Пока я разбирался с мутом, девчонка успела подстрелить еще двоих, тянувших лапы к моей драгоценной физиономии.
– Неплохо, – рыкнул я, вспарывая грудную клетку следующего урода. Тут все оказалось проще: разрезанное надвое сердце останавливается сразу. Главное успеть отпрянуть в сторону, чтобы не быть придавленным габаритным телом, падающим на тебя.
Со стороны, наверное, это могло выглядеть сюжетом для дешевого боевика. Грязный мужик мечется меж здоровенных мутантов, а те ничего с ним сделать не могут и дохнут один за другим. На самом деле, любой низкобюджетный фильм про драки можно сделать кассовым, если пригласить в него реального сталкера, имеющего опыт так называемого траншейного боя, то есть махалова в ограниченном пространстве. Здесь все решает не сила и не габариты противника, а – не поверите – геометрия. Враг бежит на тебя по прямой, называемой линией атаки. Пусть бежит, не надо прыгать на него с криком «Банзай!», ты ж не камикадзе, чтоб умереть со счетом жизнь за жизнь. Просто шагни в сторону, а лучше по диагонали к линии его атаки, мягко, без особого усилия сдвинь в сторону тянущиеся к тебе руки-лапы, ткни ножом, или даже кулаком, скажем, под мочку уха – и всё. Твоя точно рассчитанная геометрия победила чужое желание убить тебя, рассекла тупую атаку противника биссектрисой твоего искусства. Которое ни разу не киношное чудо, а просто знание элементарнейших принципов траншейного боя.
Кстати, есть еще один закон любой драки. Как только толпа осознает, что ее бьют больно и порой даже летально, рано или поздно наступает перелом в сознании. «Мы не смяли, не разорвали, не победили! Корёжат, режут, бьют – нас! Значит, ну его на фиг высокие материи и красивые слова, своя зеленая задница дороже». Это называется сломленный боевой дух, самое страшное, что может произойти с любой армией. Или с толпой, стихийным скоплением простейших элементов, подчиненных одной идее. Стихийно напали, все разом поняли, что не прокатило, – и внезапно распадается грозная толпа на отдельные элементы, спасающие свою, и только свою драгоценную шкуру.
Зеленые, обильно забрызганные кровью своих товарищей, разом прыснули в стороны, и вот уже нет никого на поляне.

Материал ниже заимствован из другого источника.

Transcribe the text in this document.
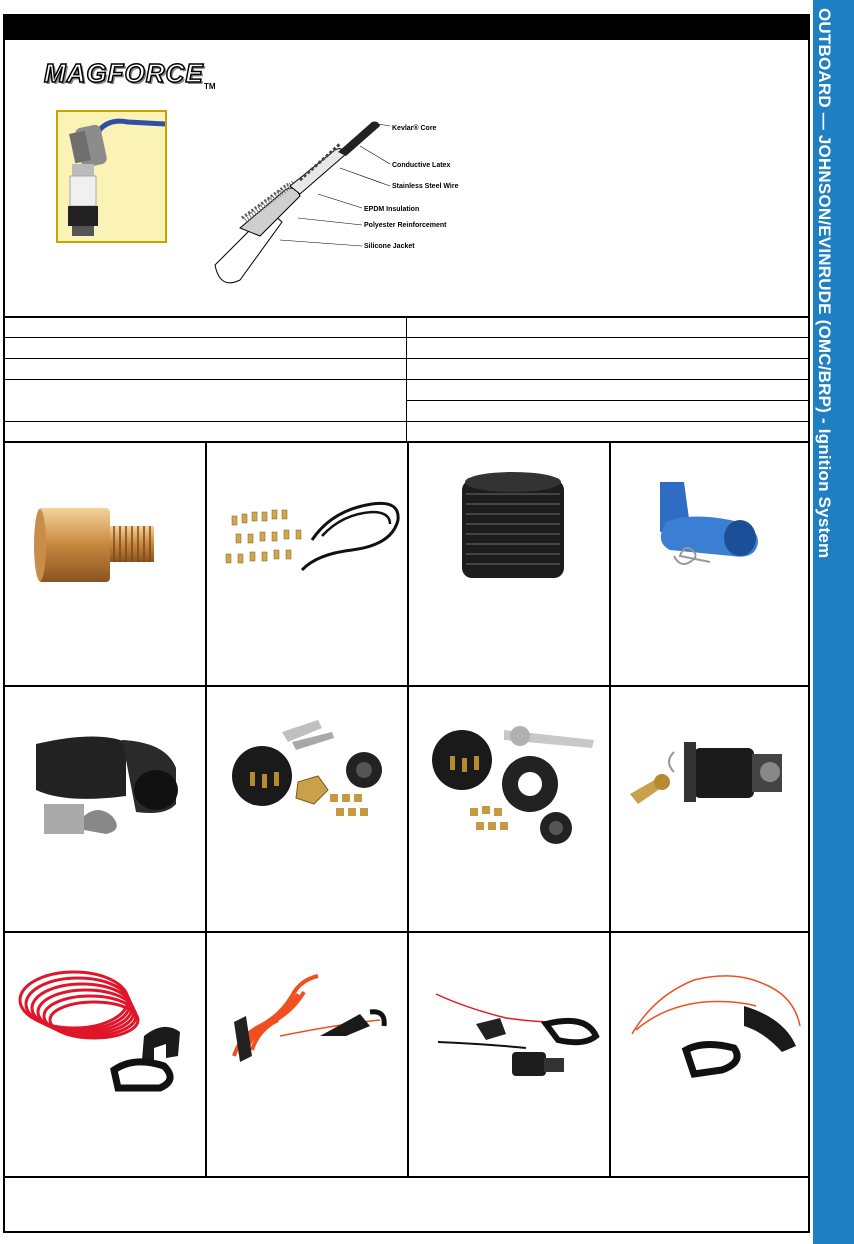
OUTBOARD — JOHNSON/EVINRUDE (OMC/BRP) - Ignition System
MAGFORCE TM
Kevlar® Core
Conductive Latex
Stainless Steel Wire
EPDM Insulation
Polyester Reinforcement
Silicone Jacket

Только я, девчонка с автоматом, и около дюжины трупов болотных жителей.
– Нормально, – сказал я, устало опустившись на толстый корень сгоревшего дерева. Все, что хотелось сейчас, это прислониться спиной к черному стволу и расслабиться хоть на пару минут. После скоротечного рукопашного боя на выживание это самое главное – две минуты покоя.
– Нормально, – повторил я, усилием воли расслабляя пальцы, сжимающие рукоять «Бритвы». – А ведь еще несколько секунд, и они бы нас сделали.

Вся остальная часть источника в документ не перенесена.